To respond to these issues, we used Little-JIL, a graphical programming language for defining processes developed at the University of Massachusetts, Amherst, to capture and store provenance data digitally. Little-JIL allows users to define and execute a process through a Process Definition Graph (PDG), a graphical representation of all the possible ways a point in a dataset can be processed. This is an example of a PDG used to compute the stream discharge from the hydrological data collected:
Little-JIL also produces a dataset derivation Graph (DDG), an abstract mathematical object which shows how every point in a dataset was processed. However, the DDG comes in the form of numbers and names which describe how the different pieces of the processes are connected for every data point processed. This can be very difficult to interpret even for small datasets. Therefore, to make provenance data easier to understand, we developed a way to display in the form of interactive visualizations and we included several features to make DDGs of large datasets manageable. To do this, we extended Prefuse, a graphical platform written in Java which supports visualizations of data structures such as graphs and trees.

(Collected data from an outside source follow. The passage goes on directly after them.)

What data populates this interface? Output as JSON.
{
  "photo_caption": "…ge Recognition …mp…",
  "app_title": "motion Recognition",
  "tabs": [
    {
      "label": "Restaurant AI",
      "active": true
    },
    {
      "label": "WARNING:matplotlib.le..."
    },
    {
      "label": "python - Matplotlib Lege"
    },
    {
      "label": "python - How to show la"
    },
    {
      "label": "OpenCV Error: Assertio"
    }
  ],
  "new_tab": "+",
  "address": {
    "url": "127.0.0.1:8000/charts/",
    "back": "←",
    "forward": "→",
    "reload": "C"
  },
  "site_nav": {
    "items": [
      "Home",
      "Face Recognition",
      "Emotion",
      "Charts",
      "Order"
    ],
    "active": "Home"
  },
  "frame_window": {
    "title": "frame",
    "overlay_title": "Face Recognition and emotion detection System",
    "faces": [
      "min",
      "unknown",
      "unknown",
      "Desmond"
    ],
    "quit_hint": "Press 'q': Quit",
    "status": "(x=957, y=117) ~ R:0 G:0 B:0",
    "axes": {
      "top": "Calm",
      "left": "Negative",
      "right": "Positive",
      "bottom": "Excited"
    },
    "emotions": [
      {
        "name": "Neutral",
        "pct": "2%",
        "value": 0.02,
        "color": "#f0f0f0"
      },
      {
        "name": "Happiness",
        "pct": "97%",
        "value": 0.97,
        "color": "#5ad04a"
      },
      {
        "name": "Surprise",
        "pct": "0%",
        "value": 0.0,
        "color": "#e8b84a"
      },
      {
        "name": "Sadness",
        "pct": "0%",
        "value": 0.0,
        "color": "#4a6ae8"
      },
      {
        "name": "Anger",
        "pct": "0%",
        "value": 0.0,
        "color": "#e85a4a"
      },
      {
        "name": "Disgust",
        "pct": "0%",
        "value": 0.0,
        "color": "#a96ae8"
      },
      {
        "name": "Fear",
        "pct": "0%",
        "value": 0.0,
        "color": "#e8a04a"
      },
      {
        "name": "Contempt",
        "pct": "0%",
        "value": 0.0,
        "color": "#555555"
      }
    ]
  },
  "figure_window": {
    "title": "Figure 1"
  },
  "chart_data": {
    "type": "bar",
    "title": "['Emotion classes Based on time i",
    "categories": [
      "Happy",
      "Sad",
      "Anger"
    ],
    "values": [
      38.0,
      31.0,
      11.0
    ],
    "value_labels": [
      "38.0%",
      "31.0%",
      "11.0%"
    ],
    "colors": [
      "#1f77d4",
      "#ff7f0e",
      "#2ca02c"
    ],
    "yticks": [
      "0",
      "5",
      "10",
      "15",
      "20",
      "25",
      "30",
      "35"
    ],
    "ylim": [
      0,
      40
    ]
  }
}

One of the most important features of this program is that it collapses or expands parts of the graph, allowing the user to focus on certain parts of the process and manage large DDGs. The light blue labels in the graph above represent a step in the PDG shown before. Once the processes contained in that step are finished, the program automatically collapses the step, thus reducing the size of the visualization and enhancing its clarity.
Future research will focus on building queries to retrieve only the relevant information from the database storing the provenance data and will seek to display the results of these queries visually through the implementation of the software tools we developed this summer.